Elected officials got a chance to see how it will be used from the simulator to the cockpit operated by Lockheed Martin.

“Even though it's a simulator, it's still a little nerve-wracking, and I had my coach next to me,” said Rep. Scott Peters, (D-CA 52).

Peters got to check out the twists and turns and said $300 million went into the overall effort.

“When I was on the Armed Services committee in my first two terms, this is one of my projects that I fought for to get airfield improvements, new hangars, and training facilities to prepare for this new fighter jet. This is about defending the country, so we know that our adversaries are advancing technologically and so are we,” Peters said.

Community members are worried about possible increased noise. Capt. Matthew Gregory, the Director of Communications MCAS Miramar, said overall noise from the base will actually decrease.
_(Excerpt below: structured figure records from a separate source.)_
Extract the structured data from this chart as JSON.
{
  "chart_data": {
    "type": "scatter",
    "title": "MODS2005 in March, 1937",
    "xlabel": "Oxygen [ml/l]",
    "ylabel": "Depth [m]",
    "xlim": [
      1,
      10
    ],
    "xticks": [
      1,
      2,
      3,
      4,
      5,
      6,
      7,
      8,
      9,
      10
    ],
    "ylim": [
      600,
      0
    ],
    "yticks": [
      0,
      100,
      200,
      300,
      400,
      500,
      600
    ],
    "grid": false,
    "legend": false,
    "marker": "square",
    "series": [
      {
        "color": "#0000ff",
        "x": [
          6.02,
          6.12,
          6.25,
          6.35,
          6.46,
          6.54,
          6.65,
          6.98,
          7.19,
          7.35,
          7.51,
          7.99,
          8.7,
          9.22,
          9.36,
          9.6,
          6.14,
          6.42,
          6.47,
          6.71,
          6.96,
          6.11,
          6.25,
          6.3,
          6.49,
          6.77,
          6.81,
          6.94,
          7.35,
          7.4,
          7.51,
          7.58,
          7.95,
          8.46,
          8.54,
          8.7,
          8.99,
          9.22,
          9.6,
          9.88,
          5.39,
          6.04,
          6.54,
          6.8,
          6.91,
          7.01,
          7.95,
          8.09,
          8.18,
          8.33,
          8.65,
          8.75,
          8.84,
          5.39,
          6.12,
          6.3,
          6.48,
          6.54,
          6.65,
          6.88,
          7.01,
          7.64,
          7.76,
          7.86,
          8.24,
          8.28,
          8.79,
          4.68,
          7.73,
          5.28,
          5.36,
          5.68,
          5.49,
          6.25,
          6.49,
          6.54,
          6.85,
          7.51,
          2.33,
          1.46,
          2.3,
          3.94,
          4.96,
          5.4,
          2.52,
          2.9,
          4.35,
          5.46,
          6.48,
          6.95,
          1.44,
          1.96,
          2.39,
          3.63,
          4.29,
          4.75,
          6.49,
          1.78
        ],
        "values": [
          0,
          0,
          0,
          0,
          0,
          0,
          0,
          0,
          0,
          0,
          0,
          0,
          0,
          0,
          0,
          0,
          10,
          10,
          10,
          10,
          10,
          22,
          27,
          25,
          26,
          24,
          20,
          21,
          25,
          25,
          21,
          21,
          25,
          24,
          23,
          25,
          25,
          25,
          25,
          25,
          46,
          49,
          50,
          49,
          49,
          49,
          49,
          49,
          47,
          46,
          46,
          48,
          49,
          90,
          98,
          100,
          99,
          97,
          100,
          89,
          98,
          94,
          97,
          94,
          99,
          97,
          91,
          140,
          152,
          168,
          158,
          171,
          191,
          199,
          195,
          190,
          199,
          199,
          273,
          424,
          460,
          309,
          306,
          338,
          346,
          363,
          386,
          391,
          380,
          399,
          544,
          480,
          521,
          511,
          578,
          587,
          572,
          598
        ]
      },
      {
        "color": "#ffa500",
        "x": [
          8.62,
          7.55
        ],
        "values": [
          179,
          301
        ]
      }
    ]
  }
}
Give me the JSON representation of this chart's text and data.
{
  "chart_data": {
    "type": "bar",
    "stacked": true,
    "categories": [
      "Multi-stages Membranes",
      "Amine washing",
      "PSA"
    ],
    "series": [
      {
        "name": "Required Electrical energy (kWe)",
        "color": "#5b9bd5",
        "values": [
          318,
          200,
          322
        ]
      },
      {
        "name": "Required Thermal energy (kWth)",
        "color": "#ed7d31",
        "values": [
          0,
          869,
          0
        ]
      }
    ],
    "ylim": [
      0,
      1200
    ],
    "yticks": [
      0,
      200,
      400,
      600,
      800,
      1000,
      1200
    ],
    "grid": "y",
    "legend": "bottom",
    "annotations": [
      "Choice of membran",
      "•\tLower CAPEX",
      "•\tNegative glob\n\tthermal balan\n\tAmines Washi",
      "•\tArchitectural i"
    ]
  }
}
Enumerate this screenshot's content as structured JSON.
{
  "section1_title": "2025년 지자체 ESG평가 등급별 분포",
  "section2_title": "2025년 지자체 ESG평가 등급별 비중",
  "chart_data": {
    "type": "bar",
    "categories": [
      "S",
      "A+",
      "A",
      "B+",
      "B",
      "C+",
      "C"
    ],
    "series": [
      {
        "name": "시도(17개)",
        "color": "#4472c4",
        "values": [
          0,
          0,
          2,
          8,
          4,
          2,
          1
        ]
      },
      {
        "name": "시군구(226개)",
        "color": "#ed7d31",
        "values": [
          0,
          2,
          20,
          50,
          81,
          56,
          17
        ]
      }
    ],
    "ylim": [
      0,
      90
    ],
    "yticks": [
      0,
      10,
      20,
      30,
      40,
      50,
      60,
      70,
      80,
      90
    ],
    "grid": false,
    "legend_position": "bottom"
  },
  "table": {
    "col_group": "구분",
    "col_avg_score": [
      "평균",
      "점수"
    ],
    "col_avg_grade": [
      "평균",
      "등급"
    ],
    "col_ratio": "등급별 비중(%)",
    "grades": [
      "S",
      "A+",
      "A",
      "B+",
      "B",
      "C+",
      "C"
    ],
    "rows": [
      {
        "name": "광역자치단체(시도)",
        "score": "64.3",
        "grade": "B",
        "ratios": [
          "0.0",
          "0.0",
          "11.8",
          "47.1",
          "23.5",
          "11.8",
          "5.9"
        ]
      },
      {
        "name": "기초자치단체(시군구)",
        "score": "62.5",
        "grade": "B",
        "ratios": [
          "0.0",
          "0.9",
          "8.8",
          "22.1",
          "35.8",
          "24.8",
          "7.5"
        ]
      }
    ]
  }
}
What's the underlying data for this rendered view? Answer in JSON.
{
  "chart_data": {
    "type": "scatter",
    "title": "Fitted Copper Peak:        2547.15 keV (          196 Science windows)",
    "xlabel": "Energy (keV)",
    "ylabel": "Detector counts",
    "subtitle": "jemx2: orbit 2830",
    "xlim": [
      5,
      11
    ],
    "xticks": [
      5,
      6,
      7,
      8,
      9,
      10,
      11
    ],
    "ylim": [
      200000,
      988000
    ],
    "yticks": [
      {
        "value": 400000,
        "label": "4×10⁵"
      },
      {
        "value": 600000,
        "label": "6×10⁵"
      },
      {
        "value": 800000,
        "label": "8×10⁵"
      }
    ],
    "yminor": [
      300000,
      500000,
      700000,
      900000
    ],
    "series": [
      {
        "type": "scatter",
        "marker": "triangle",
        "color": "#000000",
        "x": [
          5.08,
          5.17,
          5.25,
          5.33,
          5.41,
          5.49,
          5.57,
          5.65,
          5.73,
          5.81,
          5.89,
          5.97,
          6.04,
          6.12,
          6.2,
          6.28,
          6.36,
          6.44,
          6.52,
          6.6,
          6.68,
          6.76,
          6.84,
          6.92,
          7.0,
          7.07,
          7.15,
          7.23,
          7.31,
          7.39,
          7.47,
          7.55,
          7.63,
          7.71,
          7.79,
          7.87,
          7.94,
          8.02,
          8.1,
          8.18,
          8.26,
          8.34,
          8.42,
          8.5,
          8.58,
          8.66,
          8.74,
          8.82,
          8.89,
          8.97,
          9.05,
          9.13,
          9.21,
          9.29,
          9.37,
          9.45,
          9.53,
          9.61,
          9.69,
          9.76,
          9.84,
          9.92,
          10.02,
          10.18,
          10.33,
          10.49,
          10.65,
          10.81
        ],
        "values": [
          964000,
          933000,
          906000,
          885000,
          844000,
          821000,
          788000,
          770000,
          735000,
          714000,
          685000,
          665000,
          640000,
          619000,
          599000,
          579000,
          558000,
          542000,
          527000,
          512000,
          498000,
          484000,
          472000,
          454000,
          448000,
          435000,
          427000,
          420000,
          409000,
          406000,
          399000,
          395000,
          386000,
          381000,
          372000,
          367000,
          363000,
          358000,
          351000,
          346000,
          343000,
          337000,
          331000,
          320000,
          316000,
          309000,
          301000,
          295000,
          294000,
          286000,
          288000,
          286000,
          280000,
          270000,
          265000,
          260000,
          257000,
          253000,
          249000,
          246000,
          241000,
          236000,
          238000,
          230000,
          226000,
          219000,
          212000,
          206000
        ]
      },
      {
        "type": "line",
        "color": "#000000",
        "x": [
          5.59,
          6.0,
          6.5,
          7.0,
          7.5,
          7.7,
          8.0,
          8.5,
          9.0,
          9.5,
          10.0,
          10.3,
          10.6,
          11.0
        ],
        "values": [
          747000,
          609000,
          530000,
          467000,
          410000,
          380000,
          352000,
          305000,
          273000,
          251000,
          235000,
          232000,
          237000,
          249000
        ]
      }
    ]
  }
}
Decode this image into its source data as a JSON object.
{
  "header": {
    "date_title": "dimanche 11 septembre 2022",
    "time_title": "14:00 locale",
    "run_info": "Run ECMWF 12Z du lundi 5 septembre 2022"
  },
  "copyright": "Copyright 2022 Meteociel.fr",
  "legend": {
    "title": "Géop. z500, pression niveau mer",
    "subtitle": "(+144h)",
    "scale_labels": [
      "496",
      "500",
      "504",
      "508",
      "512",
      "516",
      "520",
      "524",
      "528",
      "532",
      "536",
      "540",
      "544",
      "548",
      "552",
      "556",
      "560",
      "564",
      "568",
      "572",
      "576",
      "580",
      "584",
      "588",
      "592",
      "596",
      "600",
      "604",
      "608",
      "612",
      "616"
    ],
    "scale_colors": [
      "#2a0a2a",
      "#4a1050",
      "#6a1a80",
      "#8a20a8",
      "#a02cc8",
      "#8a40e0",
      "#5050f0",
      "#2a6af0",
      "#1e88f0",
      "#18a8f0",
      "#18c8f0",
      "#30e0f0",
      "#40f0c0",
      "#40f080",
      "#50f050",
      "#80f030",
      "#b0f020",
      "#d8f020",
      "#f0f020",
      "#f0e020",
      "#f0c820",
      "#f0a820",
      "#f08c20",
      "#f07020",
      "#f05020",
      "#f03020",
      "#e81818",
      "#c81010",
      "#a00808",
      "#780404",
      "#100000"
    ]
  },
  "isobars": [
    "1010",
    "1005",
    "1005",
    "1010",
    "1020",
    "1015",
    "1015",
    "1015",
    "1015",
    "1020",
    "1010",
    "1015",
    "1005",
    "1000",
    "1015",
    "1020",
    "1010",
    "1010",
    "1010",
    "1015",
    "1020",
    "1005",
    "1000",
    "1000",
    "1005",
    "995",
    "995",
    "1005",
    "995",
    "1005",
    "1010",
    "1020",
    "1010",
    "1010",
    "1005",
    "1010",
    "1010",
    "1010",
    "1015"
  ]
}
In a new AICUZ study, or Air Installation Compatible Use Zones study, the base analyzed the impact that operations could have on the community and said the F-35 will sound a tad louder on takeoff than an F-18. However, it will be at least 10 decibels quieter for its landing.

"While it's going to sound different and people are going to see it in the air and notice the difference because it has a higher pitch than the 2-engine aircraft that we've been flying for well over 30 years here, there's almost no discernible noise difference,” Gregory said.

Iiams said the aircraft is expected to be a game-changer in technology with its sensor fusion, low observability and multi-platform integration.

“This aircraft enables seamless information exchanges with platforms, both on the surface, the subsurface air and space, making every warrior and asset in the battlespace more lethal, more survivable and smarter than we ever have been before,” Iiams said.

Iiams said the F-35 “should give those who intend to oppose us very grave concern.”

Although locals will still see a large fleet of F-18s lined up and in operation at the base, Gregory said within the next 10 years, the model will be phased out and replaced with F-35 Cs. At least 12 will be in a fleet at MCAS Miramar for training before they are deployed in late 2021.